The FBI quickly dismissed ISIS's claims, saying at this stage there was no evidence Paddock had connection to any international terrorist group.
Paddock — who opened fire from the 32nd floor of a Las Vegas hotel late Sunday on crowds attending an outdoor country music festival below — is believed to have acted alone. It was the deadliest mass shooting in modern American history, and Paddock was "solely responsible for this heinous act," Assistant Clark County Sheriff Todd Fasulo told reporters Monday night.
While experts cautioned that new evidence could still be uncovered linking Paddock to ISIS, the Las Vegas shooting appeared to fit with a wider trend of the group claiming responsibility for more attacks in the last 18 months — including some they couldn't reasonably claim.
In June ISIS claimed an attack at a casino in the Philippine capital, Manila, but authorities dismissed the claim saying the suspect, who left dozens dead, was an indebted gambler.
“It’s a sign of their sheer desperation,” said Vincent, who added that the claims were indicative of a “fractured and damaged” ISIS, and especially of the decline of Amaq, its once sophisticated media arm.
In July Iraqi security forces drove ISIS out of Mosul, and in recent weeks U.S.-backed forces have closed in on the Syrian city of Raqqa — the so-called capital of the group's self-declared caliphate.
As ISIS forces retreat in Syria and Iraq, they also lose oil reserves, a key source of income for the group. “They’re losing their ability to self-fund, which made them unique,” Vincent said.
Duncan Gardham, NBC News security analyst, agreed that the group's spike in claims of responsibility over the past year was indicative of its “increasing desperation.”
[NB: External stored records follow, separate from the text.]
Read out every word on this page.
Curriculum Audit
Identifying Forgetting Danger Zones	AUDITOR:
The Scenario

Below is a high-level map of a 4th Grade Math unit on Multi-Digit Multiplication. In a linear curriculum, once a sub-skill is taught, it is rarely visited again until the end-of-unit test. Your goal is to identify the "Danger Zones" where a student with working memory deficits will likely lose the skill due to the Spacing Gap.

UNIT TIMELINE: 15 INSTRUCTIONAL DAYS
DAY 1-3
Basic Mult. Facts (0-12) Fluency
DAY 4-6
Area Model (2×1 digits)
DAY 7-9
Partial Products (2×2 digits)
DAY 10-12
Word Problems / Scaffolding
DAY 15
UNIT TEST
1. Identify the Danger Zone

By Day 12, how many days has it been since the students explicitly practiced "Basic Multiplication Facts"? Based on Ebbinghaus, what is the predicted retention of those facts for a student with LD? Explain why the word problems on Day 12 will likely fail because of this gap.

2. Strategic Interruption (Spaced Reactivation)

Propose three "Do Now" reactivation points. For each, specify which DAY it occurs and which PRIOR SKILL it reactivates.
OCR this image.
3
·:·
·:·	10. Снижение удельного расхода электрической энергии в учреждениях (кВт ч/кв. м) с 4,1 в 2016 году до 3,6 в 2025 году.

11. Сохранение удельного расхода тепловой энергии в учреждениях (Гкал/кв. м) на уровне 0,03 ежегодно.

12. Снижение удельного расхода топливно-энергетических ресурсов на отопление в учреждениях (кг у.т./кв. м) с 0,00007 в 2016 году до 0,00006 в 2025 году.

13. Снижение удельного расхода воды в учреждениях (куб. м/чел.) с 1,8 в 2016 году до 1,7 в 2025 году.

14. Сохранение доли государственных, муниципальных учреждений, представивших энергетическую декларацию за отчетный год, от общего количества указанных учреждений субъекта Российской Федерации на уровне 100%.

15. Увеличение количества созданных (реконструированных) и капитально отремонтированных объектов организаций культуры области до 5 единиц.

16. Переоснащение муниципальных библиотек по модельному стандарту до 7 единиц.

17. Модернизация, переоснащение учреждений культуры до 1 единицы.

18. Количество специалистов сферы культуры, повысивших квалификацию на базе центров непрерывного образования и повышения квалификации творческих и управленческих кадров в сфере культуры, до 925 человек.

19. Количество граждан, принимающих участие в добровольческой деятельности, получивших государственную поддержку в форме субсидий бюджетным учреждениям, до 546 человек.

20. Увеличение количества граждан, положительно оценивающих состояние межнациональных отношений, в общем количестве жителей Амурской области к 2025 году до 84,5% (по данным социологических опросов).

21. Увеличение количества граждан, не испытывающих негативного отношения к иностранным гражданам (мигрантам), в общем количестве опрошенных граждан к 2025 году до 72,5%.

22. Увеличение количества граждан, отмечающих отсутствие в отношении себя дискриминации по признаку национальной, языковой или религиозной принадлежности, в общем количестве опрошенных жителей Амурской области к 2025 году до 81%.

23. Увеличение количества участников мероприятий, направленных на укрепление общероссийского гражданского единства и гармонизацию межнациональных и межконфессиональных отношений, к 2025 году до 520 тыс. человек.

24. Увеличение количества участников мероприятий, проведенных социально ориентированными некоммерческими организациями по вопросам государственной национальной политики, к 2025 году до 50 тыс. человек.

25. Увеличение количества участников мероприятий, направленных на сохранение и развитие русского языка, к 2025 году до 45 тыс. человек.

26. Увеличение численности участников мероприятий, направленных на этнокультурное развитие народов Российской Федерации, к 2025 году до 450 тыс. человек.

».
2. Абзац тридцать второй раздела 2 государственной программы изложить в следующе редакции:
“They’re losing the caliphate … but they still want to appear strong,” he said, adding that ISIS was concentrating on its image in the West rather than developments in Iraq and Syria.
"The story there is not good," he said, adding, "They always used attacks in the West as a tactic, but it may now be their only tactic.”
But by publishing these apparent false-claims of responsibility, ISIS is unknowingly undermining its credibility in the West, Gardham said.
“They don’t really understand that they are devaluing the claims they make because people don’t take them seriously anymore," Gardham said. “It’s a deeply flawed strategy.”
Vincent agreed. “They’re becoming a laughing stock when they make these sort of outrageous claims,” he said. “It greatly harms their international reputation.”
But Shiraz Maher, deputy director of the International Centre for the Study of Radicalisation and Political Violence at King’s College London, questioned whether the claims were indicative of a weakening ISIS.
Maher said the group was seeking to capitalize on the attack by publishing disinformation, spreading more panic and possibly hindering the investigation — as well as making a bid to inspire troops.
“In a sense it doesn’t matter if ISIS lies about this — their supporters will see it as a victory,” he said, adding that some followers would never believe what the FBI had to say.
“It’s a form of psychological warfare,” he added.